Leads: Faculty Committees and Academic Administrators

This initiative has two main components. First, a new Assessment Process will evaluate curricular changes using metrics from the recent curriculum study, along with data on teaching workload and course enrollment. Second, a Humanities Core Pilot will allow faculty to test a new interdisciplinary core for the Humanities major based on last year’s design principles. Together, these efforts will inform a broader curriculum revision process involving Major Convenors, Divisional Chairs, faculty, and academic administrators, scheduled for completion by Spring 2027. Further details will be finalized after faculty consultations in early fall.

DKU-Duke Collaboration: Post March 2025 Forum Grant

DKU–Duke collaborative projects bring together faculty and academic teams from Duke Kunshan University and Duke University to advance shared goals in global higher education and educational innovation. These initiatives support cross-institutional research, joint programming, and professional exchange, fostering international collaboration that enhances teaching, learning, and scholarly impact across both campuses.

Defining, Promoting, and Assessing Values-Based Competencies in Global Liberal Arts

A DKU–Duke Collaboration on Connection, Curiosity, and Humility

This collaborative project offers an engaging and supportive opportunity to use the process of assessment as a catalyst for exploration, reflection, and innovation. It invites faculty and students to engage with and animate three educationally vital values – connection, curiosity, and humility – in ways that are intellectually rigorous, personally meaningful, and contextually grounded. Rather than positioning assessment as evaluative, the project frames it as a shared journey of inquiry—one that fosters educational experimentation, cultivates trust, and strengthens collaboration among faculty, students, and assessment professionals.

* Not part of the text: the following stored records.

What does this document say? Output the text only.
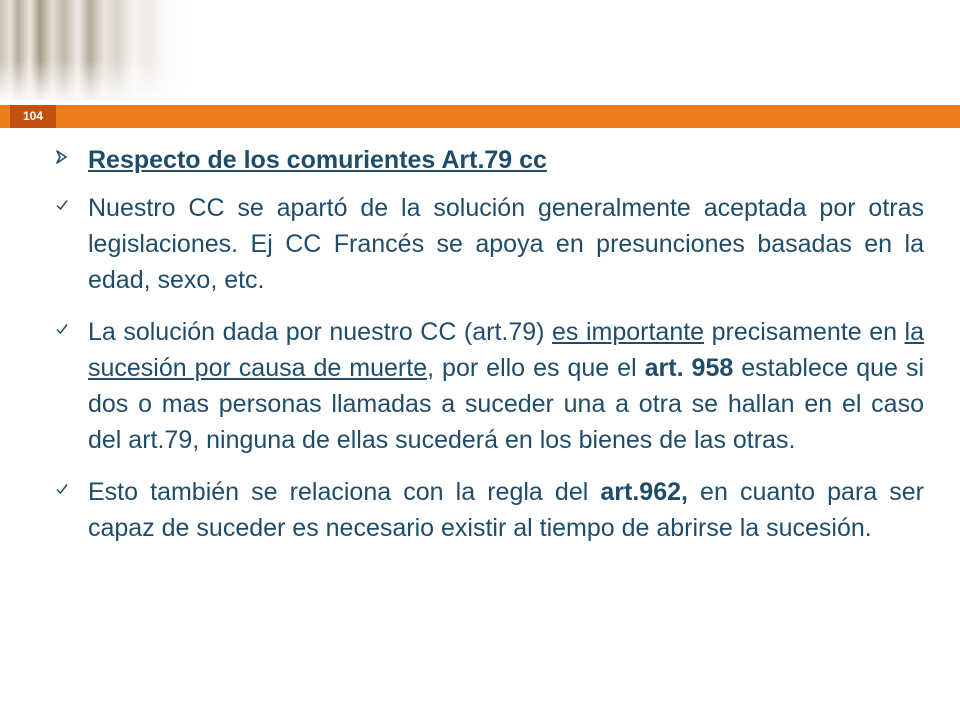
104
Respecto de los comurientes Art.79 cc
Nuestro CC se apartó de la solución generalmente aceptada por otras legislaciones. Ej CC Francés se apoya en presunciones basadas en la edad, sexo, etc.
La solución dada por nuestro CC (art.79) es importante precisamente en la sucesión por causa de muerte, por ello es que el art. 958 establece que si dos o mas personas llamadas a suceder una a otra se hallan en el caso del art.79, ninguna de ellas sucederá en los bienes de las otras.
Esto también se relaciona con la regla del art.962, en cuanto para ser capaz de suceder es necesario existir al tiempo de abrirse la sucesión.
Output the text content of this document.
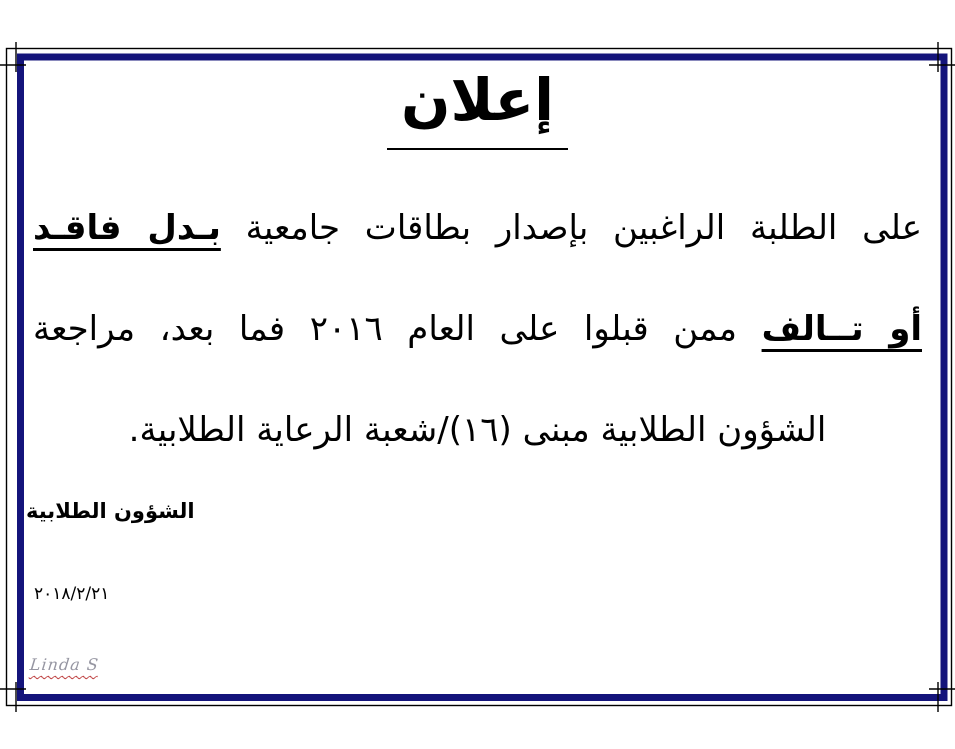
إعلان

على الطلبة الراغبين بإصدار بطاقات جامعية بـدل فاقـد

أو تــالف ممن قبلوا على العام ٢٠١٦ فما بعد، مراجعة

الشؤون الطلابية مبنى (١٦)/شعبة الرعاية الطلابية.

الشؤون الطلابية
٢٠١٨/٢/٢١
Linda S
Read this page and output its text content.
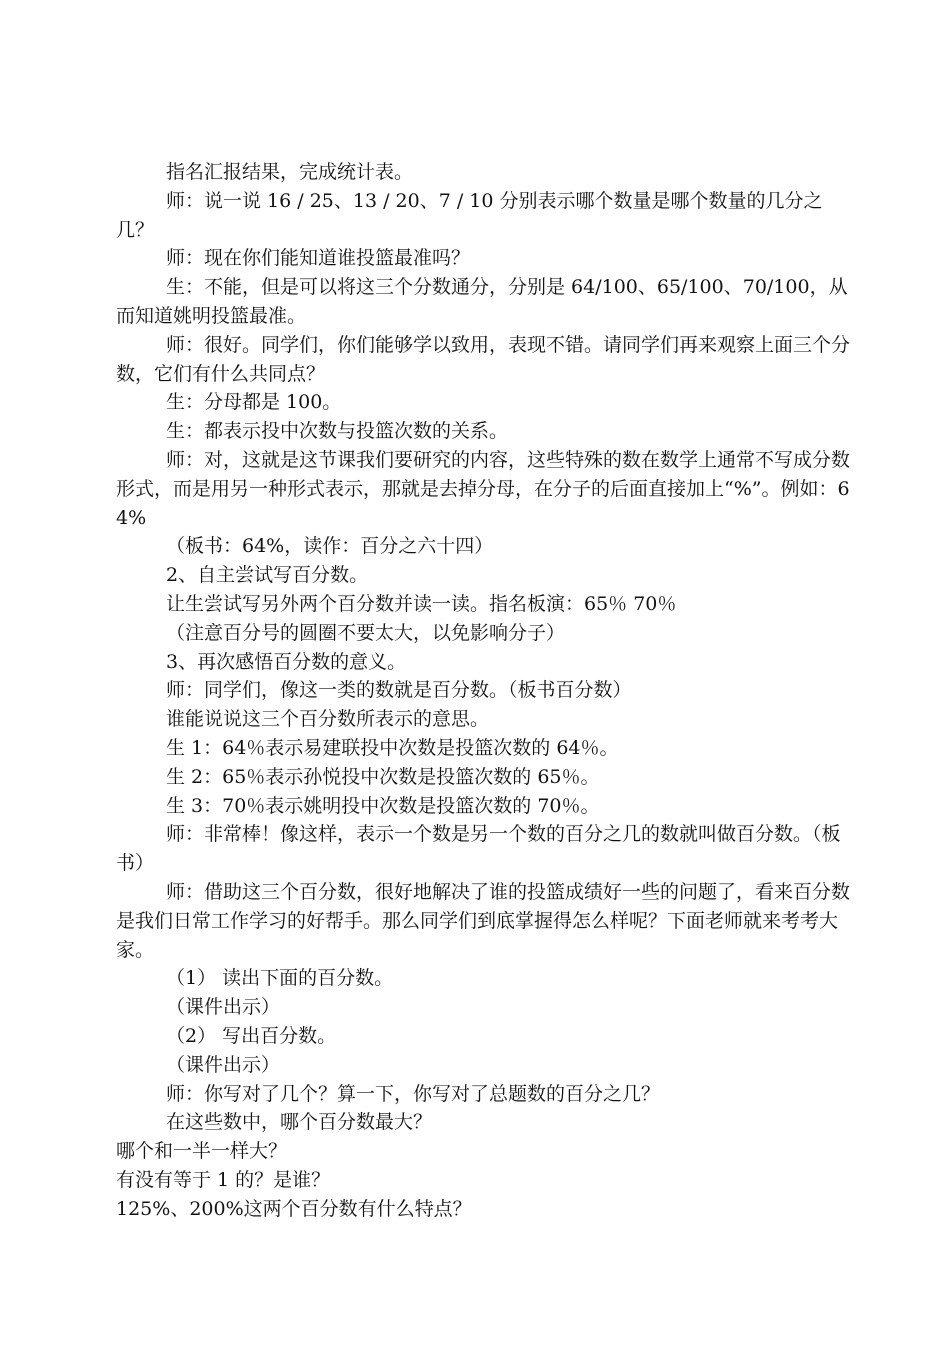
指名汇报结果，完成统计表。

师：说一说 16 / 25、13 / 20、7 / 10 分别表示哪个数量是哪个数量的几分之几？

师：现在你们能知道谁投篮最准吗？

生：不能，但是可以将这三个分数通分，分别是 64/100、65/100、70/100，从而知道姚明投篮最准。

师：很好。同学们，你们能够学以致用，表现不错。请同学们再来观察上面三个分数，它们有什么共同点？

生：分母都是 100。

生：都表示投中次数与投篮次数的关系。

师：对，这就是这节课我们要研究的内容，这些特殊的数在数学上通常不写成分数形式，而是用另一种形式表示，那就是去掉分母，在分子的后面直接加上“%”。例如：64%

（板书：64%，读作：百分之六十四）

2、自主尝试写百分数。

让生尝试写另外两个百分数并读一读。指名板演：65％ 70％

（注意百分号的圆圈不要太大，以免影响分子）

3、再次感悟百分数的意义。

师：同学们，像这一类的数就是百分数。（板书百分数）

谁能说说这三个百分数所表示的意思。

生 1：64％表示易建联投中次数是投篮次数的 64％。

生 2：65％表示孙悦投中次数是投篮次数的 65％。

生 3：70％表示姚明投中次数是投篮次数的 70％。

师：非常棒！像这样，表示一个数是另一个数的百分之几的数就叫做百分数。（板书）

师：借助这三个百分数，很好地解决了谁的投篮成绩好一些的问题了，看来百分数是我们日常工作学习的好帮手。那么同学们到底掌握得怎么样呢？下面老师就来考考大家。

（1） 读出下面的百分数。

（课件出示）

（2） 写出百分数。

（课件出示）

师：你写对了几个？算一下，你写对了总题数的百分之几？

在这些数中，哪个百分数最大？

哪个和一半一样大？

有没有等于 1 的？是谁？

125%、200%这两个百分数有什么特点？
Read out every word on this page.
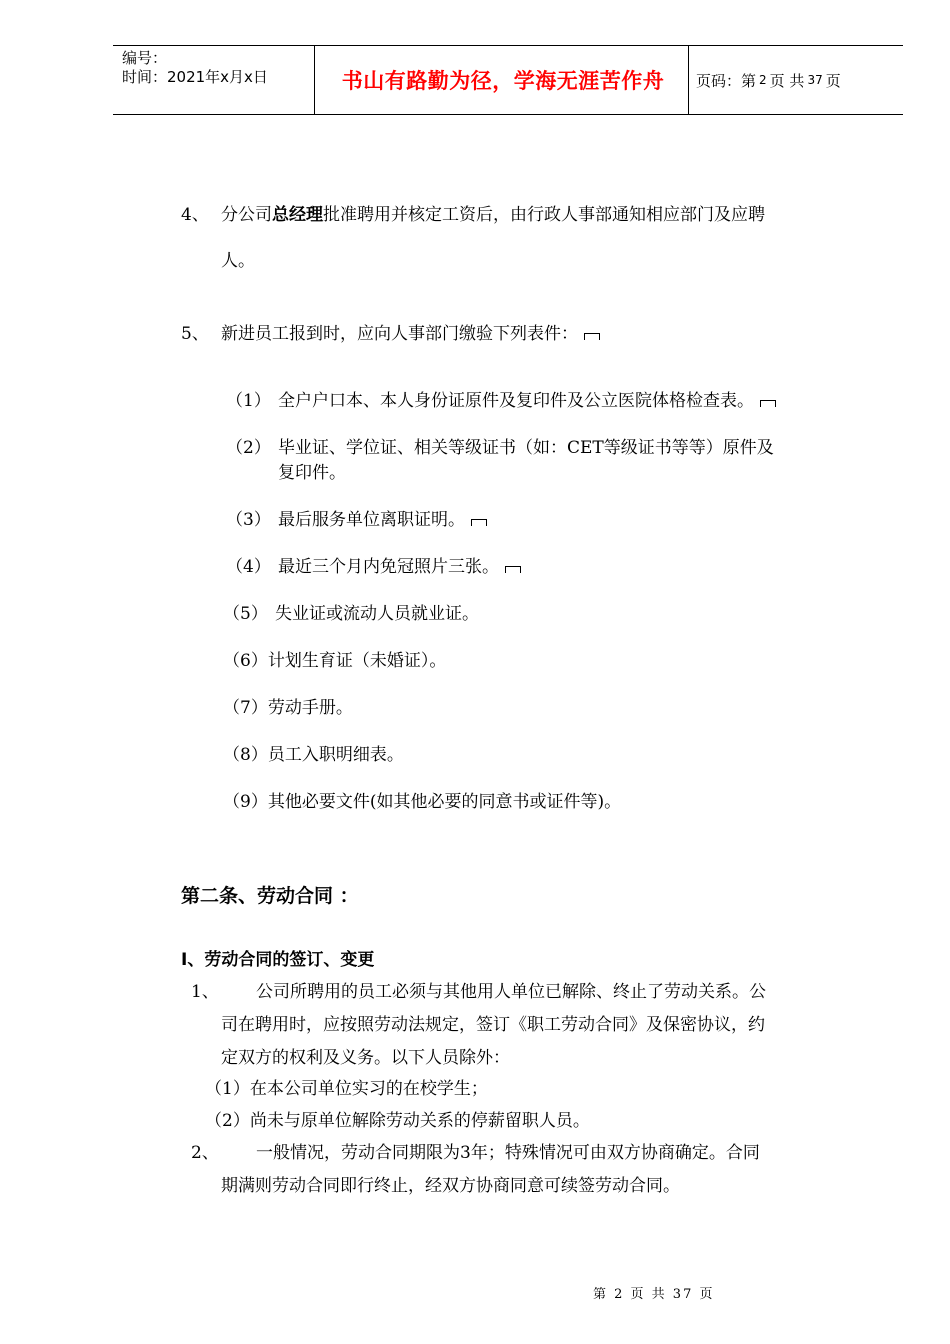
编号：
时间：2021年x月x日	书山有路勤为径，学海无涯苦作舟	页码：第 2 页 共 37 页
4、 分公司总经理批准聘用并核定工资后，由行政人事部通知相应部门及应聘
人。
5、 新进员工报到时，应向人事部门缴验下列表件：
（1） 全户户口本、本人身份证原件及复印件及公立医院体格检查表。
（2） 毕业证、学位证、相关等级证书（如：CET等级证书等等）原件及
复印件。
（3） 最后服务单位离职证明。
（4） 最近三个月内免冠照片三张。
（5） 失业证或流动人员就业证。
（6）计划生育证（未婚证）。
（7）劳动手册。
（8）员工入职明细表。
（9）其他必要文件(如其他必要的同意书或证件等)。
第二条、劳动合同 ：
I、劳动合同的签订、变更
1、 公司所聘用的员工必须与其他用人单位已解除、终止了劳动关系。公
司在聘用时，应按照劳动法规定，签订《职工劳动合同》及保密协议，约
定双方的权利及义务。以下人员除外：
（1）在本公司单位实习的在校学生；
（2）尚未与原单位解除劳动关系的停薪留职人员。
2、 一般情况，劳动合同期限为3年；特殊情况可由双方协商确定。合同
期满则劳动合同即行终止，经双方协商同意可续签劳动合同。
第 2 页 共 37 页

This project focuses on developing interdisciplinary labs for cross-campus teaching and learning.The interdisciplinary lab model has been an effective means of supporting ongoing, vertically integrated communities of practice interested in project-based learning. Building upon the work of emerging Duke-DKU inter-campus initiative, Presence Lab, we will develop and refine approaches to cross-campus lab development that are sensitive to the challenges of our geospatial separation, curricular differences, term lengths, and unique strengths of our student and faculty populations. We seek to leverage these differences to find new approaches in technology and methodology to drive innovative, experimental pedagogy and assessment strategies.

From the perspective of innovative teaching and learning, our goals are:

  1. to foster collaborative mentoring around common research interests as applied to specific projects and themes,
  2. to enhance the student exchange experiences between campuses through structured and intentional lab connections,
  3. to nurture senior year Signature Work (DKU) and Capstone or Distinction projects (Duke) that build upon their research and lab experiences,
  4. establish a collection of best practices for inter-campus lab models and supported research, and
  5. to develop mentorship and assessment approaches and rubrics for growing and evaluating inter-campus initiatives.